Gastric bypass (n=20)Biliopancreatic diversion (n=20)Medical therapy (n=20)
HbA1c at 2 years (%)6.35±1.42*
(n=19)
4.95±0.49
(n=19)
7.69±0.57
(n=18)
HbA1c change from baseline* (%)–25.18±20.89–43.01±9.64–8.39±9.93
BMI change from baseline* (%)–33.31±7.88–33.82±10.17*–4.73±6.37
Total cholesterol normalization (%)100*100*27.3
BMI, body mass index.
*P<0.01 for post hoc analysis comparing surgical arm to medical therapy.
Normalization of cholesterol was defined as a total cholesterol <201 mg/dL and HDL >40 mg/dL in men and >50 mg/dL in women (personal communication from author).

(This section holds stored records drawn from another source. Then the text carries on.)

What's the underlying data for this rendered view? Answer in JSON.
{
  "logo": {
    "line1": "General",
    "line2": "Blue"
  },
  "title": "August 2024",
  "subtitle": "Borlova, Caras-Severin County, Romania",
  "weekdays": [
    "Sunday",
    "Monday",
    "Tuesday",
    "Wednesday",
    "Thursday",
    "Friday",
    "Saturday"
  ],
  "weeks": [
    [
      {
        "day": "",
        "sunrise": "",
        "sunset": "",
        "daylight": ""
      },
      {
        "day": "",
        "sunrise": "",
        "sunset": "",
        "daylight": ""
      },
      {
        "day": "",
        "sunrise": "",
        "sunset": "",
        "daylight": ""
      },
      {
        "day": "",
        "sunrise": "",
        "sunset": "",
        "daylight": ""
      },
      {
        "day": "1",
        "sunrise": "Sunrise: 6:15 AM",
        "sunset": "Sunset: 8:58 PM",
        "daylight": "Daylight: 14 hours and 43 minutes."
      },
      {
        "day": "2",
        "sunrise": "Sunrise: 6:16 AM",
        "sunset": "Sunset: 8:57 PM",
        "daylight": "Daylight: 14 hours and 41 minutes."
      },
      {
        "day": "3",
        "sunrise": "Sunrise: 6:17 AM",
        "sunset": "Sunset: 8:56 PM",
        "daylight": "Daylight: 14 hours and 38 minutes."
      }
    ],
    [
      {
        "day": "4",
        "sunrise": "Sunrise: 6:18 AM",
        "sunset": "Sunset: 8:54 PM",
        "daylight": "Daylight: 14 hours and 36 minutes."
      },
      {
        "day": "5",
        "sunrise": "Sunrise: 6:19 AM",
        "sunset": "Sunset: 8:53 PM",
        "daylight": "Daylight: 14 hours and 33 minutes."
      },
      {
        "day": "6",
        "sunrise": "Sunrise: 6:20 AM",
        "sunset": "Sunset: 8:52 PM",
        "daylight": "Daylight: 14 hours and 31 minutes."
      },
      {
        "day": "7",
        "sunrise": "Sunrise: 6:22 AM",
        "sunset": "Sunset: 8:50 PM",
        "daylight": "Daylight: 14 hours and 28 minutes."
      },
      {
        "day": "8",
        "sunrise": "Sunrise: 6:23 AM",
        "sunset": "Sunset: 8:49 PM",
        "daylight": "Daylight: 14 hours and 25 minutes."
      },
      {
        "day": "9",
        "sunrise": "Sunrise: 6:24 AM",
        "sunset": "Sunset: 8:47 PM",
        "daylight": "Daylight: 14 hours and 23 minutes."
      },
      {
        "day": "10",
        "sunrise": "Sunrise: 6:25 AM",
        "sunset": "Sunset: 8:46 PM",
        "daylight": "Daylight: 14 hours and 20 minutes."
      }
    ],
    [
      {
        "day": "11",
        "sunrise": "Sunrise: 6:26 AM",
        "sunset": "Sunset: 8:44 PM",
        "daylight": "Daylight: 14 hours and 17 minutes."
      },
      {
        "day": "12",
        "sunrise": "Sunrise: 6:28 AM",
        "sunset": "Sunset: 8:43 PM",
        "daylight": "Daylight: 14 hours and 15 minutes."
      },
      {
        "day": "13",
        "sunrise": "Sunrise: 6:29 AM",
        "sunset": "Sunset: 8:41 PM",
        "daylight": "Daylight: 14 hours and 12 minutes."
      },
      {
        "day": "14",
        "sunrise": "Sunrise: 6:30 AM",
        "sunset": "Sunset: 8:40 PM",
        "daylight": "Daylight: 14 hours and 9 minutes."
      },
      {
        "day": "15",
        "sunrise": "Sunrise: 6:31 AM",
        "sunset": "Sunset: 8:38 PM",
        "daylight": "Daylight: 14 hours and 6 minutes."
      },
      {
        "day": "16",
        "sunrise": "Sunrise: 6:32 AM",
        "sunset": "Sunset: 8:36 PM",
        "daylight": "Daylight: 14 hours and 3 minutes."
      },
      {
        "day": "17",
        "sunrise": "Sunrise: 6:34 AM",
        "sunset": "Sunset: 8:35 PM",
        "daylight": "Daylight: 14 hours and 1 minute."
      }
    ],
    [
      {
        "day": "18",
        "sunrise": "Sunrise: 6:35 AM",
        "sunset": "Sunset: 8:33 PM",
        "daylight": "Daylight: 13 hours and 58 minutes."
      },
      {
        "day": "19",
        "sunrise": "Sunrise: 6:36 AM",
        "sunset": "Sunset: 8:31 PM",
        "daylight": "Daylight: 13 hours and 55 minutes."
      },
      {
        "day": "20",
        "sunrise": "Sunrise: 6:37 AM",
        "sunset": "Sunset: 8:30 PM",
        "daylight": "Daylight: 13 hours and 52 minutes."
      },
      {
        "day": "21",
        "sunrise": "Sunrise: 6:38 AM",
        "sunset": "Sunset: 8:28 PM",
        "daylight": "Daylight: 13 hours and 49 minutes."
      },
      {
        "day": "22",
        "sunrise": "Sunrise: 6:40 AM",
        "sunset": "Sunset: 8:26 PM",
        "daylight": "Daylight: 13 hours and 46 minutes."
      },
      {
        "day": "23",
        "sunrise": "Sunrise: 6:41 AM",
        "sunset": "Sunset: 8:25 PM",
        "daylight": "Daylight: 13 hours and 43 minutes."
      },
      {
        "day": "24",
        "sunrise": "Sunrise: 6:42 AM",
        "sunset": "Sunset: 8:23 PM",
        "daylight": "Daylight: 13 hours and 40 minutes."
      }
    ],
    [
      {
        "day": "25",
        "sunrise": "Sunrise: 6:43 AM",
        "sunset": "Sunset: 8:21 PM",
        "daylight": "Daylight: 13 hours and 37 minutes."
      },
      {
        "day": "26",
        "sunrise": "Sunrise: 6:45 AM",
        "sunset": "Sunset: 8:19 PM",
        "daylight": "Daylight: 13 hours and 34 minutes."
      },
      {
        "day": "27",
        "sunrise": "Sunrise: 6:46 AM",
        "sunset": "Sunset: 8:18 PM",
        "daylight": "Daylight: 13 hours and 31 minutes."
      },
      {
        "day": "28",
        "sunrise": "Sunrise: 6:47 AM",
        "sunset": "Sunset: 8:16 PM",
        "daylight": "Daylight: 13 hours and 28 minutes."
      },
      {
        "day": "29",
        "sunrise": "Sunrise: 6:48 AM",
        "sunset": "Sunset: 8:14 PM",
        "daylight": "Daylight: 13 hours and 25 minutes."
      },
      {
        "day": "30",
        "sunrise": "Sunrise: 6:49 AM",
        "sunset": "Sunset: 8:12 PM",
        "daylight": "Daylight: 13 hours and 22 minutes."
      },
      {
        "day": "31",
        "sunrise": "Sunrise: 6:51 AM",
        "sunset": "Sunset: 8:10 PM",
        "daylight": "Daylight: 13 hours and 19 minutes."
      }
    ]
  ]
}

There were no deaths associated with this study. There were 2 adverse events requiring reoperation: an incisional hernia in a patient in the biliopancreatic diversion group and an intestinal obstruction in a patient in the gastric bypass group. Six patients in the biliopancreatic diversion arm developed metabolic abnormalities, including iron deficiency anemia, hypoalbuminemia, osteopenia, and osteoporosis. In the gastric bypass arm, 2 patients developed iron deficiency anemia.